According to two people with aware of the plans, Tesla is reexamining how it markets electric vehicles in China, its second-largest market, and may close some shops in glitzy malls in places like Beijing where traffic plummeted due to Covid restrictions.
As the business attempts to satisfy Elon Musk’s goal of improving service for current customers—many of whom have complained of long delays—the shift would place more focus on stores in less-expensive suburban sites that can also handle repairs, they said.
One of the persons added that as part of that effort, Tesla is aiming to increase recruiting of technicians and other workers for service jobs in China. As of Thursday, there were more than 300 service job positions listed on Tesla’s China employment website.
Musk stated last week on Twitter that he had made “advancing Tesla service to make it fantastic” a top priority in response to a Tesla owner in Texas who complained that he had been waiting a month to get his car mended.
Instead of relying on dealers, Tesla owns all of its retail locations, unlike traditional automakers. In addition, it offers online car sales. Because of this, it has had more freedom to modify a retail approach that was initially inspired by Apple’s retail locations.
An inquiry for comment was not immediately answered by Tesla.

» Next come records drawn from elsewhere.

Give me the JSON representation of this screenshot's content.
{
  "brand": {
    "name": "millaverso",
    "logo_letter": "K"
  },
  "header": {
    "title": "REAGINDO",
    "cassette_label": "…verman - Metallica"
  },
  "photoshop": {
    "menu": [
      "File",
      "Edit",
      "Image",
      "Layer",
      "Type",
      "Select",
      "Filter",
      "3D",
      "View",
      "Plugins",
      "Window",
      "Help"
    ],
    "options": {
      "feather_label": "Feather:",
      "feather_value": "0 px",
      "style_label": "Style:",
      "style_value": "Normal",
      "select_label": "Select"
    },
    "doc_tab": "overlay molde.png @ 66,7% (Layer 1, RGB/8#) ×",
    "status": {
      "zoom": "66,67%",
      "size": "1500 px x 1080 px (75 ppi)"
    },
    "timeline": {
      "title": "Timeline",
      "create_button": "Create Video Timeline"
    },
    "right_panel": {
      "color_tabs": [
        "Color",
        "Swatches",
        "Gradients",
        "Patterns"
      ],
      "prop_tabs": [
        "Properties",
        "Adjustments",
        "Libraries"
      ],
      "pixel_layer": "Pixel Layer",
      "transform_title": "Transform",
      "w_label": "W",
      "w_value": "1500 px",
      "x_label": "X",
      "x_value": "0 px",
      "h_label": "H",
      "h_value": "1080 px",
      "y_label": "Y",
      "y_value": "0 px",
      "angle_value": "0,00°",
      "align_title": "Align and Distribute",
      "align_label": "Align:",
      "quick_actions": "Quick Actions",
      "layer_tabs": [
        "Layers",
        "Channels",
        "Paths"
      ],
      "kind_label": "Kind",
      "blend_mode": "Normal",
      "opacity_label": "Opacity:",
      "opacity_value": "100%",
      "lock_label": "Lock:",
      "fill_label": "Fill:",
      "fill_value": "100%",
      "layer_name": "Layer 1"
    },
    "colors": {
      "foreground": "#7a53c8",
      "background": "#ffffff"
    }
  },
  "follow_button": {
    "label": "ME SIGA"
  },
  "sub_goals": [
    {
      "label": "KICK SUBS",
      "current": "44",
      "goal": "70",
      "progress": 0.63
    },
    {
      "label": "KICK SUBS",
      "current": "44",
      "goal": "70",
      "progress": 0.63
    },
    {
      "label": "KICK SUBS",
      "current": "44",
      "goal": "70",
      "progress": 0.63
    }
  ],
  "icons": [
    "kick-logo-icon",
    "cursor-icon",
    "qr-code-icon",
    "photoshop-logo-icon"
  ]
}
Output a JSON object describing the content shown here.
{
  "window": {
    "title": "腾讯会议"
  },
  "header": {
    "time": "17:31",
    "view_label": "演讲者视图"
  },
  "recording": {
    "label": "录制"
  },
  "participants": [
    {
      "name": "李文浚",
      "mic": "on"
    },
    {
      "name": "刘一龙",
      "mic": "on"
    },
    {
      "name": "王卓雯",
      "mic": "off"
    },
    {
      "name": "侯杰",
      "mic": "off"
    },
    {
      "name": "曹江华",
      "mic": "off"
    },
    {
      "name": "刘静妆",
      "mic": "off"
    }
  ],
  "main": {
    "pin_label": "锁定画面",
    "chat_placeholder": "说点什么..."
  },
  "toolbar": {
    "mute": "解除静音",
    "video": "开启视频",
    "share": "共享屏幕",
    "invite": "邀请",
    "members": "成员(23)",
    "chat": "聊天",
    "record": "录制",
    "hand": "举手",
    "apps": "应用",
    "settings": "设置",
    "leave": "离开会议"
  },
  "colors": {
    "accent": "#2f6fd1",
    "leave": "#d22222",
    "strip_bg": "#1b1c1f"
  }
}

In the first eight months of the year, the American manufacturer sold 400,000 Model 3 and Model Y vehicles built in China, with 60% of those sales occurring domestically, according to the China Passenger Car Association.
That was an increase of 67% over a year before.
The change in Tesla’s strategy in China, where it has overtaken BYD to become the second-biggest EV brand, would be an indication that the company is realising the need to cultivate customer loyalty now that its brand is well-established in the largest auto market in the world.
Yale Zhang, general director of Shanghai-based consultancy Automotive Foresight, stated that it is not required to open showrooms in pricey shopping malls, particularly if the repair sector has grown profitable.
To maintain the brand positioning while moving more showrooms to the suburbs, it makes more sense to preserve just one or two downtown.
Since opening its first location in central Beijing in 2013, Tesla has expanded to more than 200 locations throughout the nation, where customers can see models and schedule test drives.
However, because they are located in high-rent areas with limited space, more than half of the establishments do not provide maintenance services. That includes Tesla’s first stores in Beijing and Shanghai.
According to a Reuters count based on Tesla’s China website, more than half of the company’s showrooms are now located in downtown regions in seven of the country’s largest cities, including Shenzhen and Chengdu.
Like other businesses, Tesla has seen significant traffic disruptions in its stores as a result of China’s aggressive COVID-19 containment strategy, which has featured lockdowns of various sizes and lengths, notably in Shanghai where it has a factory.
Reuters was unable to ascertain the number of urban showrooms Tesla was considering closing, the potential number of new locations in rapidly expanding suburbs, or the financial impact of this change.
A number of consumer complaints and lawsuits have been filed against the automaker in China, including a well-known incident last year in which a disgruntled owner scaled the roof of a Tesla at the Shanghai auto show to protest the way the business handled her complaints about broken brakes.
China’s state media criticised the corporation after the episode garnered a lot of attention there.
Later, Tesla expressed regret to Chinese customers for not responding to the concerns promptly and promised to revise its service procedures.
Chinese EV competitors to Tesla have adopted a variety of retail distribution strategies. BYD and Xpeng rely on independent dealers in addition to their own retail locations.
Nio has a network of prestigious urban outlets in China, similar to Tesla. Additionally, it has made an investment in door-to-door service, sending out employees—many of whom were recruited from the hotel sector—to pick up automobiles for repairs and return them when the work is finished.